Dans le Lot, elle a son petit nom : l’esparcette. Le sainfoin est une légumineuse endémique, adaptée au terroir calcaire des Causses. « On reprend un peu ce que faisaient les anciens, et on tente de trouver des parades au changement climatique », témoigne Sandrine Rivière, éleveuse et présidente du groupement d’éleveurs ovins caussenards (Geoc).

Partenariat rémunéré

Cette coopérative a noué un partenariat avec les apiculteurs du département et a obtenu une réponse favorable au premier appel à projets du fond régénératif pour la nature initié par legroupe Kering (1), accompagné par l’ONG Conservation International. « C’est une démarche positive sur le plan environnemental et patrimonial, estime Théo Buerlé, technicien d’élevage. Il y a aussi une restitution financière aux éleveurs. »

Kering rémunère 1 450 euros l’hectare de sainfoin, pour trois ans (la durée de vie de la plante).Le projet finance également les semences (400 €/ha), ainsi que les analyses de fourrage et de biodiversité. Le tout, dans le cadre d’un contrat de prestations pour services environnementaux.

L’apport écologique du sainfoin est en effet indiscutable dans une rotation de cultures. Sans compter qu’il résiste bien à la sécheresse et aux excès d’eau, et s’avère peu gourmand en engrais et produits phytosanitaires. « L’an dernier, pour la première récolte de ce programme, j’ai obtenu dix tonnes de matière sèche par hectare, en trois coupes, sans engrais », se félicite Éric Cellié, l’un des éleveurs participants. « Et puis, on a des protéines dont l’empreinte carbone et le coût sont tout autres que le soja sud américain », se réjouit Sandrine Rivière.

Bonne conservation

Le Geoc trouve de nombreuses qualités nutritionnelles au sainfoin. Les éleveurs le donnent principalement aux brebis, principalement en préparation à la mise bas.

« On l’a fauché tard l’an dernier, en raison des nombreuses pluies, donc les valeurs du fourrage sont relativement moyennes : 91 % de matière sèche (MS), 0,7 UFL/kg de MS et 11 à 13 % de matière azotée. Globalement, le sainfoin est plus riche en énergie et plus équilibré que la luzerne, analyse Théo Buerlé. Les éleveurs sont également impressionnés par son appétence. »

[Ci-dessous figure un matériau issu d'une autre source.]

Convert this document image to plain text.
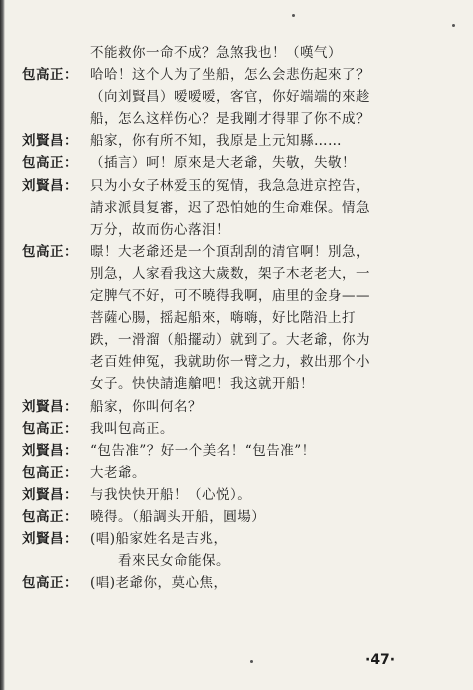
不能救你一命不成？急煞我也！（嘆气）
包高正： 哈哈！这个人为了坐船，怎么会悲伤起來了？
（向刘賢昌）嗳嗳嗳，客官，你好端端的來趁
船，怎么这样伤心？是我剛才得罪了你不成？
刘賢昌： 船家，你有所不知，我原是上元知縣……
包高正： （插言）呵！原來是大老爺，失敬，失敬！
刘賢昌： 只为小女子林爱玉的冤情，我急急进京控告，
請求派員复審，迟了恐怕她的生命难保。情急
万分，故而伤心落泪！
包高正： 暻！大老爺还是一个頂刮刮的清官啊！別急，
別急，人家看我这大歲数，架子木老老大，一
定脾气不好，可不曉得我啊，庙里的金身——
菩薩心腸，摇起船來，嗨嗨，好比階沿上打
跌，一滑溜（船擺动）就到了。大老爺，你为
老百姓伸冤，我就助你一臂之力，救出那个小
女子。快快請進艙吧！我这就开船！
刘賢昌： 船家，你叫何名？
包高正： 我叫包高正。
刘賢昌： “包告准”？好一个美名！“包告准”！
包高正： 大老爺。
刘賢昌： 与我快快开船！（心悦）。
包高正： 曉得。（船調头开船，圓場）
刘賢昌： (唱)船家姓名是吉兆，
看來民女命能保。
包高正： (唱)老爺你，莫心焦，
·47·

Le risque de météorisation est minime en raison d’une forte teneur naturelle de tannins. « Avec la luzerne, l’apparition de ce trouble métabolique chez les brebis peut avoir des conséquences sur le fœtus. Par ailleurs, la luzerne se conserve moins bien, ce qui peut entraîner des soucis sanitaires, assure le technicien. Autant de problèmes évités avec le sainfoin. »

Quant à la paille (tiges de sainfoin grossières), elle « sert plutôt à faire ruminer les agneaux, mais ils la valorisent bien », reprend le Théo Buerlé. Sa valeur est de 93 % de MS, 5 % de matière azotée et 0,3 UFL/kg. Les éleveurs espèrent donc que ce programme sera prolongé au-delà des trois ans initiaux pour « développer ce projet fructueux ».

(1) Groupe de luxe détenteur notamment des marques Gucci et Yves Saint Laurent.